AFP: UN panel to mobilize climate change funding

UNITED NATIONS — UN chief Ban Ki-moon set up a high-level advisory panel Friday to mobilize funding to help developing nations battle climate change.

The panel, to be led by Britain's Prime Minister Gordon Brown and his Ethiopian counterpart Meles Zenawi, aimed "to mobilize the resources for climate change pledged at the recent climate change conference in Copenhagen," Ban told reporters.

The group, evenly balanced between developed and developing nations, "will develop practical proposals to significantly scale up long-term (public and private) financing for mitigation and adaptation strategies in developing countries," he added.

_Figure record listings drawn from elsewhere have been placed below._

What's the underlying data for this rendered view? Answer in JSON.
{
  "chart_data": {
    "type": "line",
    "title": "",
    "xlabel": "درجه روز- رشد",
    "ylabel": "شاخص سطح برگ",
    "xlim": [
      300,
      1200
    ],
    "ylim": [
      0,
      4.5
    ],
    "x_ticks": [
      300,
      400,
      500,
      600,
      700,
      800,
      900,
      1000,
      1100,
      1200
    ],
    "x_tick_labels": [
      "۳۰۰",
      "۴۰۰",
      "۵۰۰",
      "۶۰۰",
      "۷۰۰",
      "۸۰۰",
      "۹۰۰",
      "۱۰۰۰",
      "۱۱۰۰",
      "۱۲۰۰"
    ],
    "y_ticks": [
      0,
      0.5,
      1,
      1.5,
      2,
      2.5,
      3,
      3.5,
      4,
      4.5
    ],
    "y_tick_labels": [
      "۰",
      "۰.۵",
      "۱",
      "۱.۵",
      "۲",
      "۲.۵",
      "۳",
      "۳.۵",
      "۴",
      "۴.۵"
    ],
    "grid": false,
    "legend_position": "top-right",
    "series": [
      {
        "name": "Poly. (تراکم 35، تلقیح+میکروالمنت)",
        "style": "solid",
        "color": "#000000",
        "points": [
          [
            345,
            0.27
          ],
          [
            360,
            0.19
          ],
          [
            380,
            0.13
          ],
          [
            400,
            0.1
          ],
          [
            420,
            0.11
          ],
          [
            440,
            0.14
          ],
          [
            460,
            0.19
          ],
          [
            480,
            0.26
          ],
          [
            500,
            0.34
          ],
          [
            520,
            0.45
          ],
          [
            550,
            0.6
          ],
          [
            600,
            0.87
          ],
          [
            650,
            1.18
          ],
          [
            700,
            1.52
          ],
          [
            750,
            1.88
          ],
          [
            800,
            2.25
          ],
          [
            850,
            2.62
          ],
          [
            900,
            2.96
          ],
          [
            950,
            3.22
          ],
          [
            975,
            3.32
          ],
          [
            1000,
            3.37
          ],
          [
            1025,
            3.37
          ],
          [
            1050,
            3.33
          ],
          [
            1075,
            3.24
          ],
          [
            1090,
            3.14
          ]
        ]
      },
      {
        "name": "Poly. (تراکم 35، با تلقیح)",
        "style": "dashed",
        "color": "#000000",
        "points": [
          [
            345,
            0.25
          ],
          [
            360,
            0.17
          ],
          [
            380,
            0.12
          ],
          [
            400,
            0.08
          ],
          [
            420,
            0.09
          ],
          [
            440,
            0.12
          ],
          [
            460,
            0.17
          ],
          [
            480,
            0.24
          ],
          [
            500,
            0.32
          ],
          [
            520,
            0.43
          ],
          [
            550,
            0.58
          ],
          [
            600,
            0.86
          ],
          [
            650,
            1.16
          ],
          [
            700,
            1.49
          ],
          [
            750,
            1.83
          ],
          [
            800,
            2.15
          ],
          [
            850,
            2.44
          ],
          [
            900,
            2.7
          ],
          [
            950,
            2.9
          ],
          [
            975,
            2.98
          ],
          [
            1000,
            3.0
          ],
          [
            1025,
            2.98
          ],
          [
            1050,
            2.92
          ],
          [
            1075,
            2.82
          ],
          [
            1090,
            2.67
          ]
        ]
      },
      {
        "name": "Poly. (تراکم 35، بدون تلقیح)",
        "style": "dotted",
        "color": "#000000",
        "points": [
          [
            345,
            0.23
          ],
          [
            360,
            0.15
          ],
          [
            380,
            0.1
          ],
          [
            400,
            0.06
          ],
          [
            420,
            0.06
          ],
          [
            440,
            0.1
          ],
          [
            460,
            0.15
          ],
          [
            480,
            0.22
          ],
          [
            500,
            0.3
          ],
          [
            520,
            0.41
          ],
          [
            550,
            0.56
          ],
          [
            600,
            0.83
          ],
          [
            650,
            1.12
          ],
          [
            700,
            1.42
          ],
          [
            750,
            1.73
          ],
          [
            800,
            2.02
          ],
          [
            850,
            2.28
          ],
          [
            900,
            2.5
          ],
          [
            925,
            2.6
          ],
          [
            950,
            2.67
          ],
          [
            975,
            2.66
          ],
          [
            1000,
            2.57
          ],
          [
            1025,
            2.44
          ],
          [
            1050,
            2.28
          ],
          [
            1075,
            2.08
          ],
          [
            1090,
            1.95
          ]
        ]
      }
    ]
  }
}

The UN boss said the group would specifically seek to marshal new and innovative resources to reach a 100-billion-dollar target by 2020 to fund "adaptation, mitigation, technology development and transfer, and capacity building in developing countries, with priority for the most vulnerable."

The panel was set to include heads of state and government, top officials from ministries and central banks as well as experts on public finance, development and related issues.

Ban said the composition of the panel would be announced shortly and revealed that he planned to ask Guyana's President Bharrat Jagdeo and Norwegian Prime Minister Jens Stoltenberg to join.

The secretary-general, who was linked by video conference with Brown and Meles, said he expected the panel to deliver a preliminary report at the May-June meeting of the UN Framework Convention on Climate Change (UNFCCC), which provides a planetary arena for tackling climate change.

"Finance for adaptation and mitigation and transfer of technology are of central significance for developing countries in general and the poor and vulnerable countries in particular," the Ethiopian premier said from Addis Ababa.